First, we can show that lim inf Sn ≤ lim inf On ≤ lim sup On ≤ lim sup Sn:

• lim inf Sn ≤ lim inf On: Since On is an average of a finite number of terms in Sn, we have On ≤ Sn for all n. Thus, if Sn converges to some limit L, then On must also converge to L (since it is sandwiched between Sn and a constant sequence with limit L). Therefore, lim inf Sn ≤ lim inf On.
• lim inf On ≤ lim sup On: This follows from the definition of lim inf and lim sup. Any subsequence of On has a further subsequence that converges to lim inf On, and any subsequence of this further subsequence has a further subsequence that converges to lim sup On. Therefore, lim inf On ≤ lim sup On.
• lim sup On ≤ lim sup Sn: Similar to the first point, we have Sn ≤ nOn for all n, so if Sn converges to some limit L, then On must also converge to L (since it is sandwiched between Sn and a sequence that converges to L).
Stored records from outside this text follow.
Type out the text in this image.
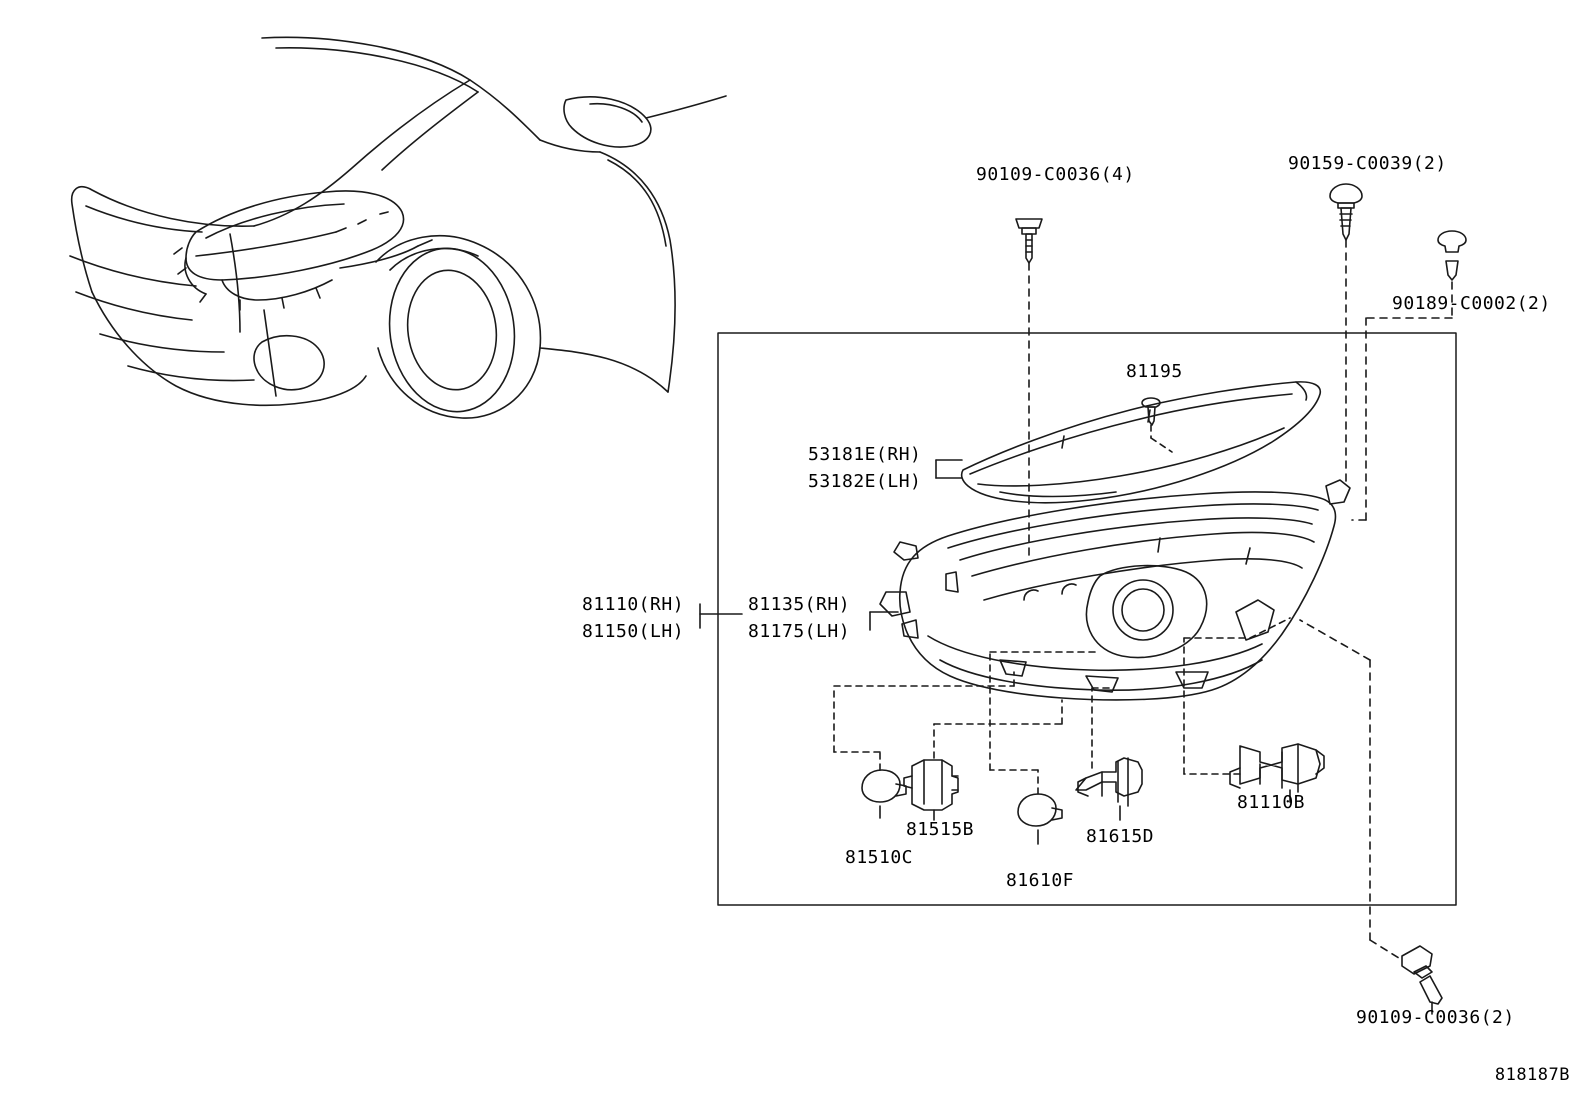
90109-C0036(4)
90159-C0039(2)
90189-C0002(2)
81195
53181E(RH)
53182E(LH)
81110(RH)
81150(LH)
81135(RH)
81175(LH)
81510C
81515B
81610F
81615D
81110B
90109-C0036(2)
818187B
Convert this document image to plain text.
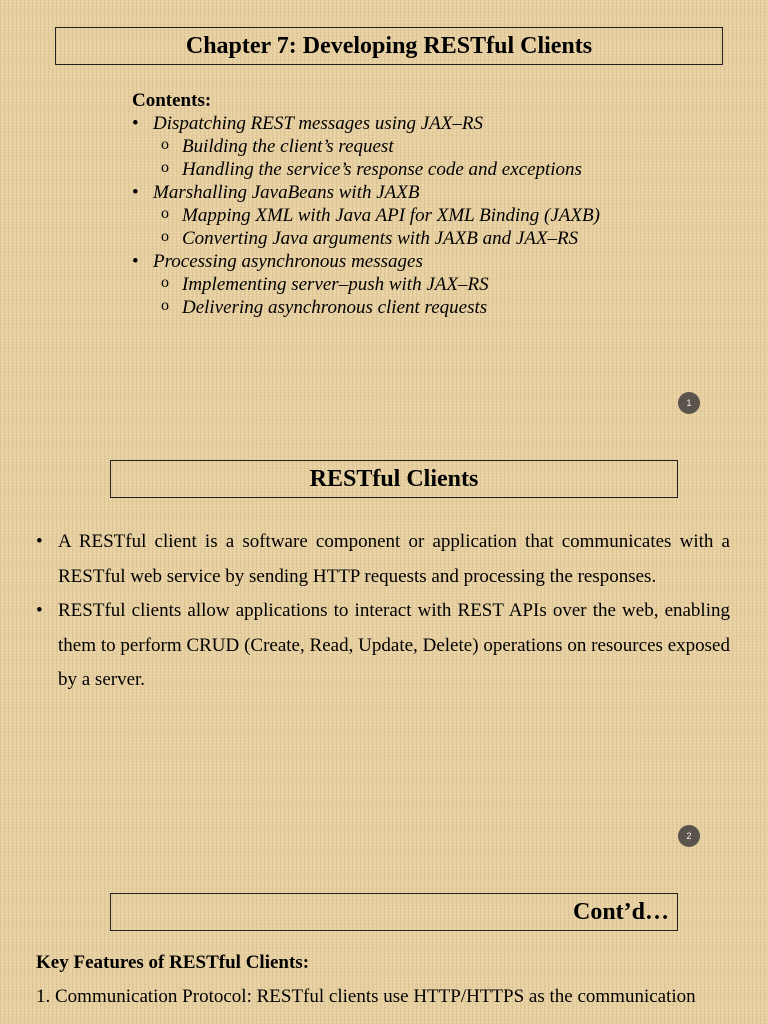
Chapter 7: Developing RESTful Clients
Contents:
• Dispatching REST messages using JAX–RS
o Building the client’s request
o Handling the service’s response code and exceptions
• Marshalling JavaBeans with JAXB
o Mapping XML with Java API for XML Binding (JAXB)
o Converting Java arguments with JAXB and JAX–RS
• Processing asynchronous messages
o Implementing server–push with JAX–RS
o Delivering asynchronous client requests
1
RESTful Clients
• A RESTful client is a software component or application that communicates with a RESTful web service by sending HTTP requests and processing the responses.
• RESTful clients allow applications to interact with REST APIs over the web, enabling them to perform CRUD (Create, Read, Update, Delete) operations on resources exposed by a server.
2
Cont’d…
Key Features of RESTful Clients:
1. Communication Protocol: RESTful clients use HTTP/HTTPS as the communication
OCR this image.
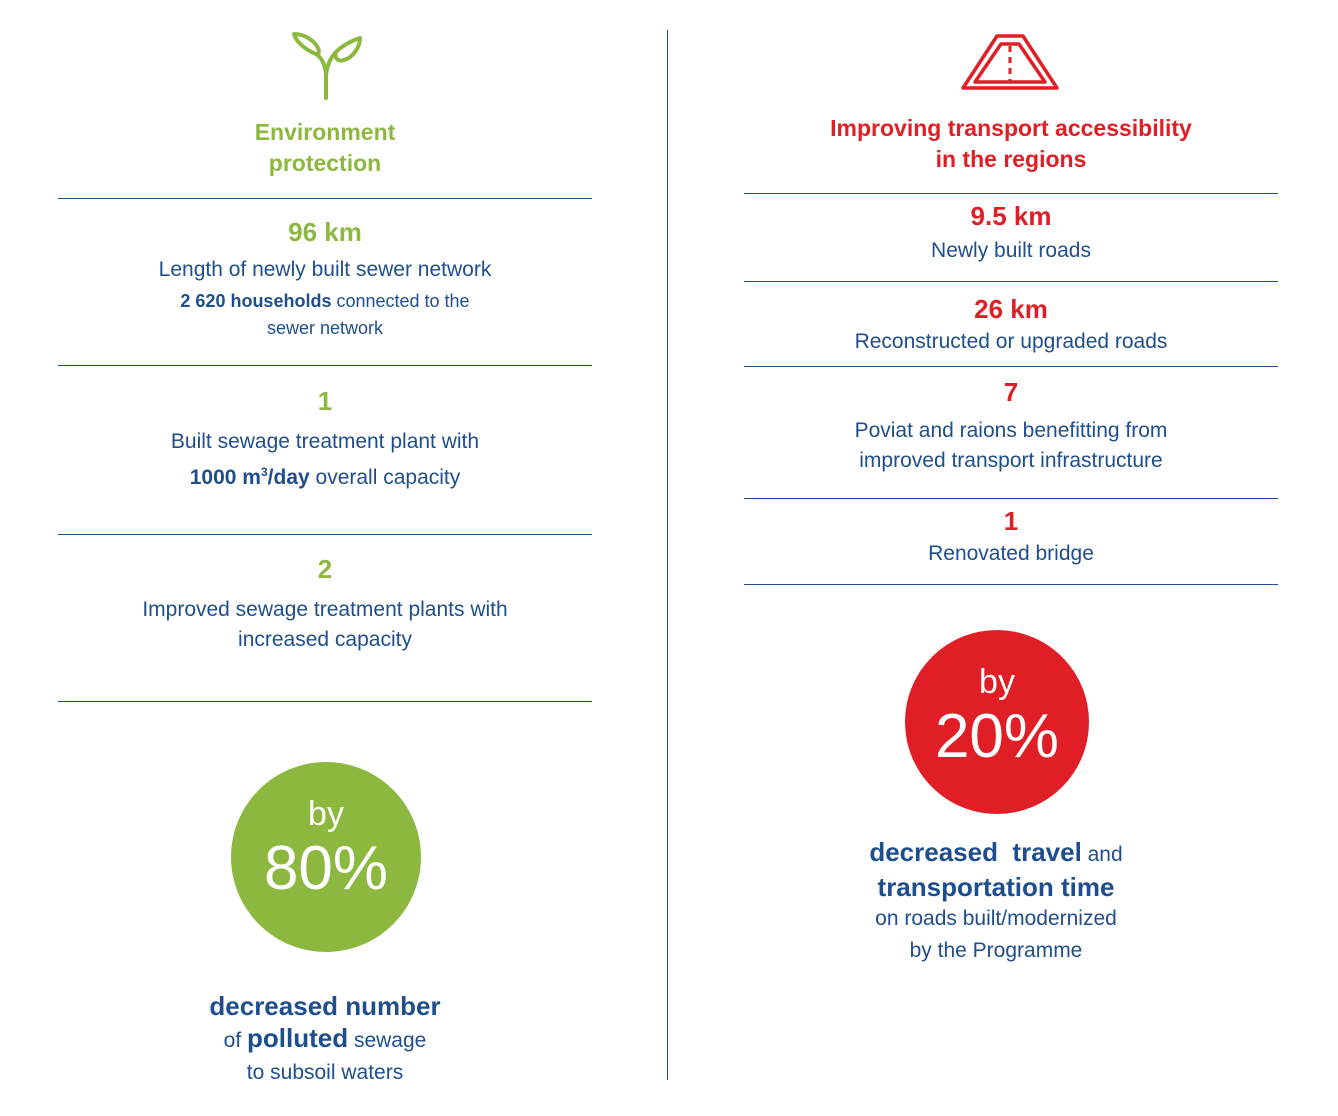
Environment
protection
96 km
Length of newly built sewer network
2 620 households connected to the
sewer network
1
Built sewage treatment plant with
1000 $m^3$/day overall capacity
2
Improved sewage treatment plants with
increased capacity
by
80%
decreased number
of polluted sewage
to subsoil waters
Improving transport accessibility
in the regions
9.5 km
Newly built roads
26 km
Reconstructed or upgraded roads
7
Poviat and raions benefitting from
improved transport infrastructure
1
Renovated bridge
by
20%
decreased  travel and
transportation time
on roads built/modernized
by the Programme
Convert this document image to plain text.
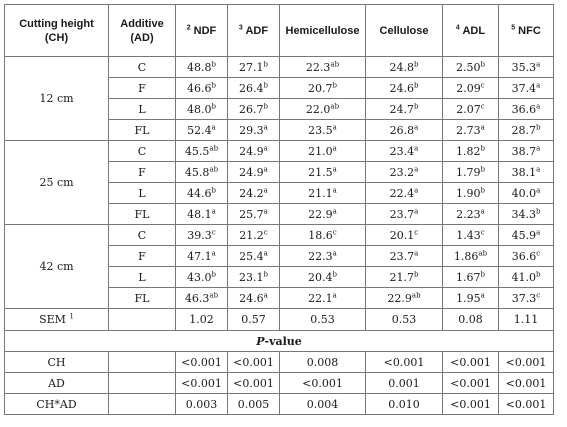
Cutting height (CH)	Additive (AD)	$^2$ NDF	$^3$ ADF	Hemicellulose	Cellulose	$^4$ ADL	$^5$ NFC
12 cm	C	48.8$^b$	27.1$^b$	22.3$^{ab}$	24.8$^b$	2.50$^b$	35.3$^a$
	F	46.6$^b$	26.4$^b$	20.7$^b$	24.6$^b$	2.09$^c$	37.4$^a$
	L	48.0$^b$	26.7$^b$	22.0$^{ab}$	24.7$^b$	2.07$^c$	36.6$^a$
	FL	52.4$^a$	29.3$^a$	23.5$^a$	26.8$^a$	2.73$^a$	28.7$^b$
25 cm	C	45.5$^{ab}$	24.9$^a$	21.0$^a$	23.4$^a$	1.82$^b$	38.7$^a$
	F	45.8$^{ab}$	24.9$^a$	21.5$^a$	23.2$^a$	1.79$^b$	38.1$^a$
	L	44.6$^b$	24.2$^a$	21.1$^a$	22.4$^a$	1.90$^b$	40.0$^a$
	FL	48.1$^a$	25.7$^a$	22.9$^a$	23.7$^a$	2.23$^a$	34.3$^b$
42 cm	C	39.3$^c$	21.2$^c$	18.6$^c$	20.1$^c$	1.43$^c$	45.9$^a$
	F	47.1$^a$	25.4$^a$	22.3$^a$	23.7$^a$	1.86$^{ab}$	36.6$^c$
	L	43.0$^b$	23.1$^b$	20.4$^b$	21.7$^b$	1.67$^b$	41.0$^b$
	FL	46.3$^{ab}$	24.6$^a$	22.1$^a$	22.9$^{ab}$	1.95$^a$	37.3$^c$
SEM $^1$		1.02	0.57	0.53	0.53	0.08	1.11
P-value							
CH		<0.001	<0.001	0.008	<0.001	<0.001	<0.001
AD		<0.001	<0.001	<0.001	0.001	<0.001	<0.001
CH*AD		0.003	0.005	0.004	0.010	<0.001	<0.001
Therefore, lim sup On ≤ lim sup Sn.

Now, to prove the original statement, we use the following lemma:

Lemma: If a sequence (an) converges to L, then any subsequence (an_k) has a lim inf and lim sup that both converge to L.

Proof: Let (an_k) be a subsequence of (an). Then, since (an) converges to L, we have for any ε > 0, there exists N such that n ≥ N implies |an - L| < ε. Since (an_k) is a subsequence, we can choose N so that k ≥ N implies n_k ≥ N, and thus |an_k - L| < ε for all k ≥ N. Therefore, lim inf an_k = lim sup an_k = L.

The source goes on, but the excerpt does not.